With the support and sponsorship of NASA for several years, scientists in Nebraska, USA have successfully built this robot named “MIRA”, which means “small living robot assistant”. It will lift off to the International Space Station in 2024 to demonstrate its cutting capabilities with a simulated tissue.
Scientists say it could help astronauts repair a ruptured appendix on future Mars missions, or remove shrapnel from soldiers on distant battlefields.
The MIRA robot is the work of Shane Farett, a professor in the School of Engineering at the University of Nebraska-Lincoln. In April, NASA announced that it had awarded the university a $100,000 grant to get the robot ready for test missions in 2024.

“NASA has been very supportive of this research for a long time. Our robot has the opportunity to board the International Space Station”
The MIRA robot weighs only two pounds (about 0.9 kg) and is a slender cylindrical shape with two movable manipulator arms at the bottom, each equipped with a mini version of the tool, one for grasping and the other for for cutting.

They will one day cut and grip real human organs and tissues, but safety concerns will require years of research and development and testing before that.
Currently, the robot can insert surgical tools into the body through a single incision in the patient’s abdomen, and is controlled by the surgeon through a console on the side, but it could be automated in the future.
“As people travel farther and farther in space, surgery may be needed one day,” Professor Farit said. “We’re working hard to make that happen.”
Once aboard the International Space Station, MIRA will do its job independently, without the need for a doctor or astronaut to guide it. However, these operations will not use real human tissue. Instead, it will simulate various surgical maneuvers, such as cutting taut rubber bands, pushing metal rings strung on wires, and more, in a microwave-sized lab box.

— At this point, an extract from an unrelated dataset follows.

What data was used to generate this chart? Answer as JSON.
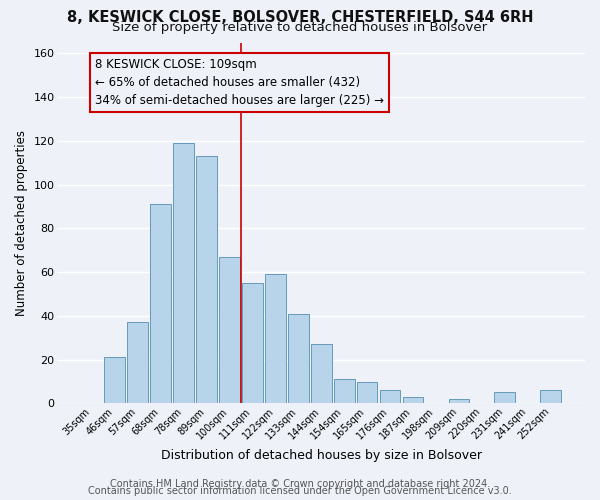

But according to Professor Farit’s estimate, MIRA will take another 50 to 100 years to operate independently. The goal of the 2024 test is not the robot’s level of automation, but to fine-tune the robot’s ability to operate in a zero-gravity environment.
As programmed, the device can be tested independently, thereby reducing the use of communication bandwidth on the space station and minimizing the time astronauts spend on the experiment.

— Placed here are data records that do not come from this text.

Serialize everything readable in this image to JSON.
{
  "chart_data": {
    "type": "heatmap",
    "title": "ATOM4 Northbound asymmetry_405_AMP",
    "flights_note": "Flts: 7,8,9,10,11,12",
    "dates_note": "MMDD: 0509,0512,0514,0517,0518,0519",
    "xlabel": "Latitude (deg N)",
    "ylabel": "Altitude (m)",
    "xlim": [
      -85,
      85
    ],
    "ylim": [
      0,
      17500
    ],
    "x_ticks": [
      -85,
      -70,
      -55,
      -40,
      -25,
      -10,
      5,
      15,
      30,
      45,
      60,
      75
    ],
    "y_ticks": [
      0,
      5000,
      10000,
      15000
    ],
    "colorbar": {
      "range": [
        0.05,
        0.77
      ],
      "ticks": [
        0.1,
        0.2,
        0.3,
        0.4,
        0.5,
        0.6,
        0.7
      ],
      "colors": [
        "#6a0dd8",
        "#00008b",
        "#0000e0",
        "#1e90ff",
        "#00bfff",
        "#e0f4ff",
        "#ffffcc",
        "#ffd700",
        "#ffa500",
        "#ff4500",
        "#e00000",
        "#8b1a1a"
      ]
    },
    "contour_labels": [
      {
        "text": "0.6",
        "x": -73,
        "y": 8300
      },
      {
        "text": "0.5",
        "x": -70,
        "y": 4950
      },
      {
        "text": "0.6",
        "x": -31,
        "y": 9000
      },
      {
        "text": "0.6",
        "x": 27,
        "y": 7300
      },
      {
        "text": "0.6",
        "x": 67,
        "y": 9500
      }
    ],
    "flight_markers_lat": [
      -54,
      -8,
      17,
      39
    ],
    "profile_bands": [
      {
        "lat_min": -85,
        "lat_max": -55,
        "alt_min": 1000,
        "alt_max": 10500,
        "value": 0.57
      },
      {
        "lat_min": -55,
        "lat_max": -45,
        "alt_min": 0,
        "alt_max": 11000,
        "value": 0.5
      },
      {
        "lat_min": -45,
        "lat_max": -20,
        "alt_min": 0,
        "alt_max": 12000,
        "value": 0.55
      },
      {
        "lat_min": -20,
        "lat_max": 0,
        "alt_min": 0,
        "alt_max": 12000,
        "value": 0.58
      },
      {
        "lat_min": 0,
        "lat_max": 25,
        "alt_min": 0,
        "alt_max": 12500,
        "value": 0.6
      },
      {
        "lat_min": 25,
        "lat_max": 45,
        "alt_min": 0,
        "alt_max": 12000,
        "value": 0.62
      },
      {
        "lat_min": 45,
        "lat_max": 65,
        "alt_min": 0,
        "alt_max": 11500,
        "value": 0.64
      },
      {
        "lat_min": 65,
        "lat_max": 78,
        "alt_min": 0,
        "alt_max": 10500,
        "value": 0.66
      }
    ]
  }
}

“The astronaut only needs to turn on the switch, and the robot will start the experiment by itself. After two hours, the astronaut can turn the switch off again.”

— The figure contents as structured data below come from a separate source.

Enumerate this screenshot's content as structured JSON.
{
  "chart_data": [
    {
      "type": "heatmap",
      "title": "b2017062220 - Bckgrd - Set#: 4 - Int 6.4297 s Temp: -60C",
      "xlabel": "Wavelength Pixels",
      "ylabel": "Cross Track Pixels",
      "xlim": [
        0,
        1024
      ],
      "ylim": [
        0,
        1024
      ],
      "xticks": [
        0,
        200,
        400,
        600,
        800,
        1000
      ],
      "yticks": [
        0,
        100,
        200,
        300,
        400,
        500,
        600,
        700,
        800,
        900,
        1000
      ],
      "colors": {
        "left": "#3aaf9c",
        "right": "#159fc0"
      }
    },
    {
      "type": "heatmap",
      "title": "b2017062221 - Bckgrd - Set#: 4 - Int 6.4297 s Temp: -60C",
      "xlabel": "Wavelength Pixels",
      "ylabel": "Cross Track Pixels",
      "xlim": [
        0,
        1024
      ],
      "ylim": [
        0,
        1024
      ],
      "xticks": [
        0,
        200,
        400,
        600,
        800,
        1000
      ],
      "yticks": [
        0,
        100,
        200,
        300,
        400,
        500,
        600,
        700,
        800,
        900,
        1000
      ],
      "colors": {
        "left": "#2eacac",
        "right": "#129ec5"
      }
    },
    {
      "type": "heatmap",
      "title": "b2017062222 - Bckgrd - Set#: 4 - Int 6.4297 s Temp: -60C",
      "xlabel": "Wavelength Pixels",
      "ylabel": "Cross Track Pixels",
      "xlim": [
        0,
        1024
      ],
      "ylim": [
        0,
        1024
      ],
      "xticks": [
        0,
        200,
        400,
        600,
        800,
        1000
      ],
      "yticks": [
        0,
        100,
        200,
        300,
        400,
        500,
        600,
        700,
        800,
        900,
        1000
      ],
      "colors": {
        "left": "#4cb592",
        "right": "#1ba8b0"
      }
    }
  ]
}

Professor Farit and Rachel Wagner, an engineering graduate student at the school, will work together next year to complete the final pre-launch work, by writing software to allow MIRA to operate in the space station’s experimental box; in addition, there will be a lot of work on the device. Extreme testing to make sure it survives launch and works as intended in space.
The surgical performance of MIRA has been proven on the ground. In a previous experiment, former NASA astronaut Clayton Anderson tried the robot at the Johnson Space Center in Houston, guiding MIRA through a series of operations that mimicked surgery in an operating room.
Farett and colleagues have been developing MIRA for nearly 20 years. In 2006, he co-founded Virtual Incision with a partner, which launched the MIRA project. Since its inception, the company has attracted more than $100 million in venture capital funding.